(Artículo cedido por su autor y publicado originalmente en Aleteia)
Para no dejarse atrapar por el mal, simplemente hay que rebelarse contra el orden establecido.
Es el mejor Al Pacino que habrán visto en mucho tiempo haciendo girar una película alrededor suyo. Junto a él, la preciosa y muy medida actuación de Kim Basinger y la fuerza algo anárquica de Téa Leoni, una gran actriz poco reconocida a pesar de sus enormes papeles en películas como Family Man y Spanglish, ambas absolutamente recomendables.
Nueva York, la Gran Manzana. En el edificio de apartamentos Brevoort, en el número 11 de la Quinta Avenida, vive Eli Wurman (Al Pacino), el inteligente abogado que decidió abandonar un futuro profesional exitoso para seguir una intuición: quería influir en las grandes esferas de la ciudad y ayudar así a la integración racial y al respeto por la justicia y la decencia. Han pasado los años y la ciudad le ha atrapado. Ahora no es más que un perdedor agobiado por las deudas al que algunas personas importantes recurren para que les esconda los trapos sucios.
Envejecido y alienado, Eli lucha por mantener en pie un ápice de su integridad mientras se ve cada vez más sumergido en las cloacas, en un universo sórdido de drogas, sexo infeliz, corrupción y relaciones manipuladoras que han invadido su espíritu hasta colonizarlo. Se mira al espejo y descubre que es uno de ellos, de esos a los que pretendía cambiar, a los que iba a convencer de la importancia de ayudar a los demás y de defender a los débiles contra las injusticias. Una más de esas almas oscuras que le agarraron por los brazos y le lanzaron hacia el abismo.

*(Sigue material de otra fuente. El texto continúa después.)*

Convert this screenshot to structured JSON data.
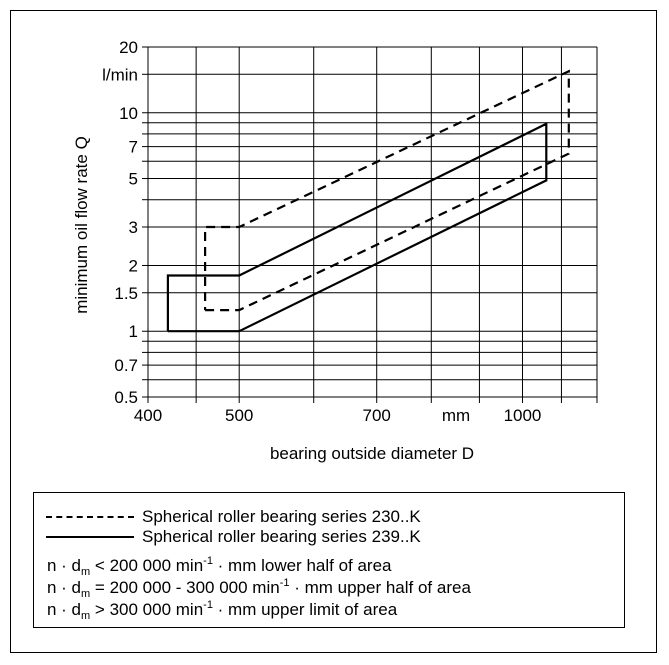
{
  "chart_data": {
    "type": "area",
    "xlabel": "bearing outside diameter D",
    "ylabel": "minimum oil flow rate Q",
    "x_unit": "mm",
    "y_unit": "l/min",
    "x_scale": "log",
    "y_scale": "log",
    "xlim": [
      400,
      1200
    ],
    "ylim": [
      0.5,
      20
    ],
    "x_ticks": [
      {
        "v": 400,
        "label": "400"
      },
      {
        "v": 500,
        "label": "500"
      },
      {
        "v": 700,
        "label": "700"
      },
      {
        "v": 850,
        "label": "mm"
      },
      {
        "v": 1000,
        "label": "1000"
      }
    ],
    "x_grid": [
      400,
      450,
      500,
      600,
      700,
      800,
      900,
      1000,
      1100,
      1200
    ],
    "y_ticks": [
      {
        "v": 0.5,
        "label": "0.5"
      },
      {
        "v": 0.7,
        "label": "0.7"
      },
      {
        "v": 1,
        "label": "1"
      },
      {
        "v": 1.5,
        "label": "1.5"
      },
      {
        "v": 2,
        "label": "2"
      },
      {
        "v": 3,
        "label": "3"
      },
      {
        "v": 5,
        "label": "5"
      },
      {
        "v": 7,
        "label": "7"
      },
      {
        "v": 10,
        "label": "10"
      },
      {
        "v": 15,
        "label": "l/min"
      },
      {
        "v": 20,
        "label": "20"
      }
    ],
    "y_grid": [
      0.5,
      0.6,
      0.7,
      0.8,
      0.9,
      1,
      1.5,
      2,
      3,
      4,
      5,
      6,
      7,
      8,
      9,
      10,
      15,
      20
    ],
    "grid": true,
    "series": [
      {
        "name": "Spherical roller bearing series 230..K",
        "style": "dashed",
        "x": [
          460,
          500,
          1120,
          1120,
          500,
          460,
          460
        ],
        "y": [
          1.25,
          1.25,
          6.5,
          15.5,
          3.0,
          3.0,
          1.25
        ]
      },
      {
        "name": "Spherical roller bearing series 239..K",
        "style": "solid",
        "x": [
          420,
          500,
          1060,
          1060,
          500,
          420,
          420
        ],
        "y": [
          1.0,
          1.0,
          4.9,
          8.9,
          1.8,
          1.8,
          1.0
        ]
      }
    ]
  },
  "legend": {
    "entries": [
      {
        "label": "Spherical roller bearing series 230..K"
      },
      {
        "label": "Spherical roller bearing series 239..K"
      }
    ],
    "notes": [
      {
        "pre": "n · d",
        "sub": "m",
        "mid": " < 200 000 min",
        "sup": "-1",
        "post": " · mm lower half of area"
      },
      {
        "pre": "n · d",
        "sub": "m",
        "mid": " = 200 000 - 300 000 min",
        "sup": "-1",
        "post": " · mm upper half of area"
      },
      {
        "pre": "n · d",
        "sub": "m",
        "mid": " > 300 000 min",
        "sup": "-1",
        "post": " · mm upper limit of area"
      }
    ]
  }
}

Relaciones Confidenciales (el título en inglés es más directo y claro: People I Know) es un drama ambientado en un mundo miserable y abyecto pero que nos hará pensar en cómo son nuestros sociedades masificadas. Es, en buena medida, un correlato cinematográfico de la aclamada serie The Wire y, como en ella, siempre vencen los malos. Aunque solo sea porque, para vencer, los buenos han tenido que traicionarse a sí mismos y entrar en un campo de juego en el que no se puede triunfar sin vender el corazón al diablo.

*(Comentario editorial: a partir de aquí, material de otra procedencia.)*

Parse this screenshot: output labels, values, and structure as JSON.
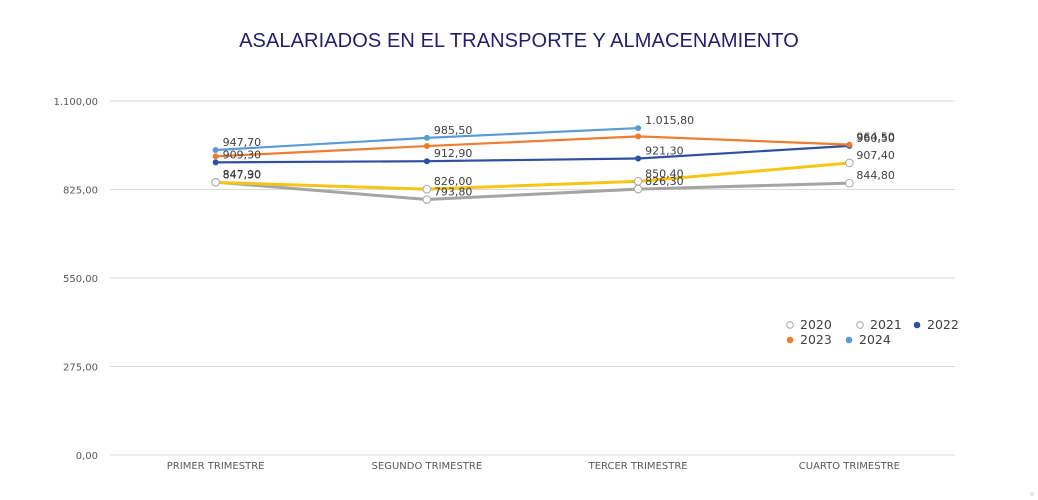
{
  "chart_data": {
    "type": "line",
    "title": "ASALARIADOS EN EL TRANSPORTE Y ALMACENAMIENTO",
    "xlabel": "",
    "ylabel": "",
    "categories": [
      "PRIMER TRIMESTRE",
      "SEGUNDO TRIMESTRE",
      "TERCER TRIMESTRE",
      "CUARTO TRIMESTRE"
    ],
    "ylim": [
      0,
      1100
    ],
    "yticks": [
      0,
      275,
      550,
      825,
      1100
    ],
    "ytick_labels": [
      "0,00",
      "275,00",
      "550,00",
      "825,00",
      "1.100,00"
    ],
    "grid": true,
    "legend_position": "right",
    "series": [
      {
        "name": "2020",
        "color": "#a5a5a5",
        "marker": "hollow-circle",
        "values": [
          847.9,
          793.8,
          826.3,
          844.8
        ],
        "labels": [
          "847,90",
          "793,80",
          "826,30",
          "844,80"
        ]
      },
      {
        "name": "2021",
        "color": "#f5c518",
        "marker": "hollow-circle",
        "values": [
          847.3,
          826.0,
          850.4,
          907.4
        ],
        "labels": [
          "847,30",
          "826,00",
          "850,40",
          "907,40"
        ]
      },
      {
        "name": "2022",
        "color": "#2f4fa0",
        "marker": "dot",
        "values": [
          909.3,
          912.9,
          921.3,
          960.5
        ],
        "labels": [
          "909,30",
          "912,90",
          "921,30",
          "960,50"
        ]
      },
      {
        "name": "2023",
        "color": "#ed7d31",
        "marker": "dot",
        "values": [
          928.0,
          960.0,
          990.0,
          964.5
        ],
        "labels": [
          "",
          "",
          "",
          "964,50"
        ]
      },
      {
        "name": "2024",
        "color": "#5b9bd5",
        "marker": "dot",
        "values": [
          947.7,
          985.5,
          1015.8,
          null
        ],
        "labels": [
          "947,70",
          "985,50",
          "1.015,80",
          ""
        ]
      }
    ]
  }
}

Este tipo de películas marcan una diferencia esencial con la concepción moral que encontramos, por ejemplo, en Delitos y Faltas de Woody Allen. En aquel cine de corte clásico que recogía ideas de la modernidad, tal vez ya heridas, el mal era algo evidente que la gente hacía por interés o debilidad y, por esa misma razón, la culpabilidad era fácil de asignar. Se podía identificar el mal y aspirar a erradicarlo, a extirparlo quirúrgicamente.

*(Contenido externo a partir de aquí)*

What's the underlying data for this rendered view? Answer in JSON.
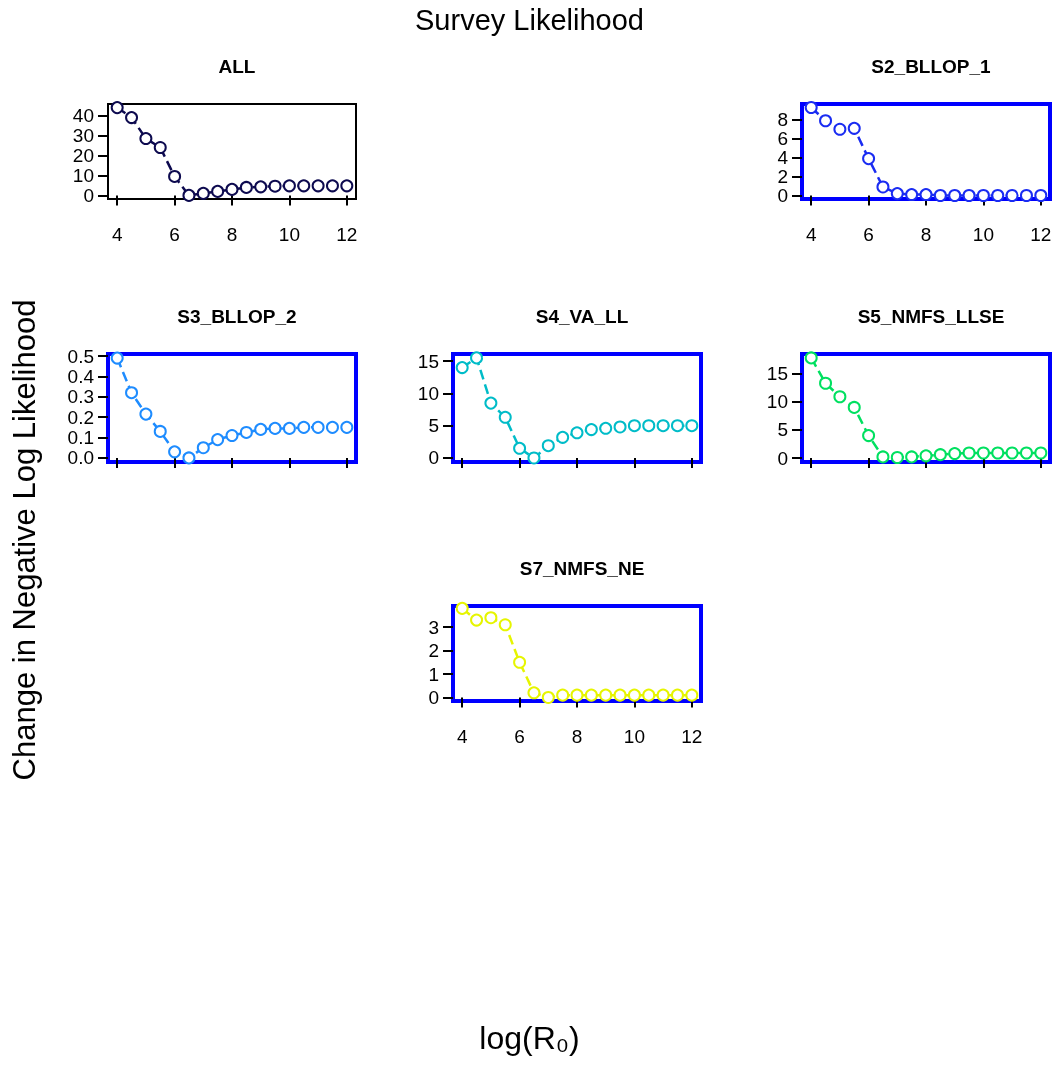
{
  "chart_data": [
    {
      "type": "other",
      "title": "Survey Likelihood",
      "xlabel": "log(R₀)",
      "ylabel": "Change in Negative Log Likelihood"
    },
    {
      "type": "line",
      "title": "ALL",
      "x": [
        4,
        4.5,
        5,
        5.5,
        6,
        6.5,
        7,
        7.5,
        8,
        8.5,
        9,
        9.5,
        10,
        10.5,
        11,
        11.5,
        12
      ],
      "marker": "circle",
      "line_style": "dashed",
      "xlim": [
        3.68,
        12.32
      ],
      "xticks": [
        4,
        6,
        8,
        10,
        12
      ],
      "ylim": [
        -1.8,
        45.8
      ],
      "yticks": [
        0,
        10,
        20,
        30,
        40
      ],
      "series": [
        {
          "color": "#0d0a4f",
          "values": [
            44,
            39,
            28.5,
            24,
            9.5,
            0,
            1,
            2,
            3,
            4,
            4.3,
            4.6,
            4.8,
            4.8,
            4.8,
            4.8,
            4.8
          ]
        }
      ]
    },
    {
      "type": "line",
      "title": "S2_BLLOP_1",
      "x": [
        4,
        4.5,
        5,
        5.5,
        6,
        6.5,
        7,
        7.5,
        8,
        8.5,
        9,
        9.5,
        10,
        10.5,
        11,
        11.5,
        12
      ],
      "marker": "circle",
      "line_style": "dashed",
      "xlim": [
        3.68,
        12.32
      ],
      "xticks": [
        4,
        6,
        8,
        10,
        12
      ],
      "ylim": [
        -0.37,
        9.67
      ],
      "yticks": [
        0,
        2,
        4,
        6,
        8
      ],
      "series": [
        {
          "color": "#1a2cf2",
          "values": [
            9.3,
            7.9,
            7.0,
            7.1,
            3.9,
            0.9,
            0.2,
            0.1,
            0.1,
            0,
            0,
            0,
            0,
            0,
            0,
            0,
            0
          ]
        }
      ]
    },
    {
      "type": "line",
      "title": "S3_BLLOP_2",
      "x": [
        4,
        4.5,
        5,
        5.5,
        6,
        6.5,
        7,
        7.5,
        8,
        8.5,
        9,
        9.5,
        10,
        10.5,
        11,
        11.5,
        12
      ],
      "marker": "circle",
      "line_style": "dashed",
      "xlim": [
        3.68,
        12.32
      ],
      "xticks": [
        4,
        6,
        8,
        10,
        12
      ],
      "ylim": [
        -0.02,
        0.51
      ],
      "yticks": [
        {
          "value": 0,
          "label": "0.0"
        },
        0.1,
        0.2,
        0.3,
        0.4,
        0.5
      ],
      "tick_labels": "y",
      "series": [
        {
          "color": "#1e8cff",
          "values": [
            0.49,
            0.32,
            0.215,
            0.13,
            0.03,
            0,
            0.05,
            0.09,
            0.11,
            0.125,
            0.14,
            0.145,
            0.145,
            0.15,
            0.15,
            0.15,
            0.15
          ]
        }
      ]
    },
    {
      "type": "line",
      "title": "S4_VA_LL",
      "x": [
        4,
        4.5,
        5,
        5.5,
        6,
        6.5,
        7,
        7.5,
        8,
        8.5,
        9,
        9.5,
        10,
        10.5,
        11,
        11.5,
        12
      ],
      "marker": "circle",
      "line_style": "dashed",
      "xlim": [
        3.68,
        12.32
      ],
      "xticks": [
        4,
        6,
        8,
        10,
        12
      ],
      "ylim": [
        -0.62,
        16.1
      ],
      "yticks": [
        0,
        5,
        10,
        15
      ],
      "tick_labels": "y",
      "series": [
        {
          "color": "#00bcc8",
          "values": [
            14,
            15.5,
            8.5,
            6.3,
            1.5,
            0,
            1.9,
            3.2,
            3.9,
            4.4,
            4.6,
            4.8,
            5,
            5,
            5,
            5,
            5
          ]
        }
      ]
    },
    {
      "type": "line",
      "title": "S5_NMFS_LLSE",
      "x": [
        4,
        4.5,
        5,
        5.5,
        6,
        6.5,
        7,
        7.5,
        8,
        8.5,
        9,
        9.5,
        10,
        10.5,
        11,
        11.5,
        12
      ],
      "marker": "circle",
      "line_style": "dashed",
      "xlim": [
        3.68,
        12.32
      ],
      "xticks": [
        4,
        6,
        8,
        10,
        12
      ],
      "ylim": [
        -0.7,
        18.5
      ],
      "yticks": [
        0,
        5,
        10,
        15
      ],
      "tick_labels": "y",
      "series": [
        {
          "color": "#00e060",
          "values": [
            17.8,
            13.3,
            10.9,
            9,
            4,
            0.2,
            0.1,
            0.2,
            0.4,
            0.6,
            0.8,
            0.9,
            0.9,
            0.9,
            0.9,
            0.9,
            0.9
          ]
        }
      ]
    },
    {
      "type": "line",
      "title": "S7_NMFS_NE",
      "x": [
        4,
        4.5,
        5,
        5.5,
        6,
        6.5,
        7,
        7.5,
        8,
        8.5,
        9,
        9.5,
        10,
        10.5,
        11,
        11.5,
        12
      ],
      "marker": "circle",
      "line_style": "dashed",
      "xlim": [
        3.68,
        12.32
      ],
      "xticks": [
        4,
        6,
        8,
        10,
        12
      ],
      "ylim": [
        -0.15,
        3.9
      ],
      "yticks": [
        0,
        1,
        2,
        3
      ],
      "series": [
        {
          "color": "#e6f500",
          "values": [
            3.8,
            3.3,
            3.4,
            3.1,
            1.5,
            0.2,
            0,
            0.1,
            0.1,
            0.1,
            0.1,
            0.1,
            0.1,
            0.1,
            0.1,
            0.1,
            0.1
          ]
        }
      ]
    }
  ]
}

Sin embargo, este cine posmoderno muestra una visión de la sociedad en la que el mal no es una amenaza externa, sino una especie de virus que afecta al organismo y muta su ADN hasta fusionarse con él, volverse ubicuo y enfangarnos a todos. No hace falta ser malvado para verse envuelto en las turbulencias de la iniquidad: basta con vivir.
Acaso no sea suficiente con evitar el mal. Se precisa una actitud activa de resistencia e incluso de negación ante el orden establecido. Apena decirlo, pero quizás la labor no consista en intentar arreglar lo que tenemos alrededor, sino en comenzar a construir ya una alternativa diferente.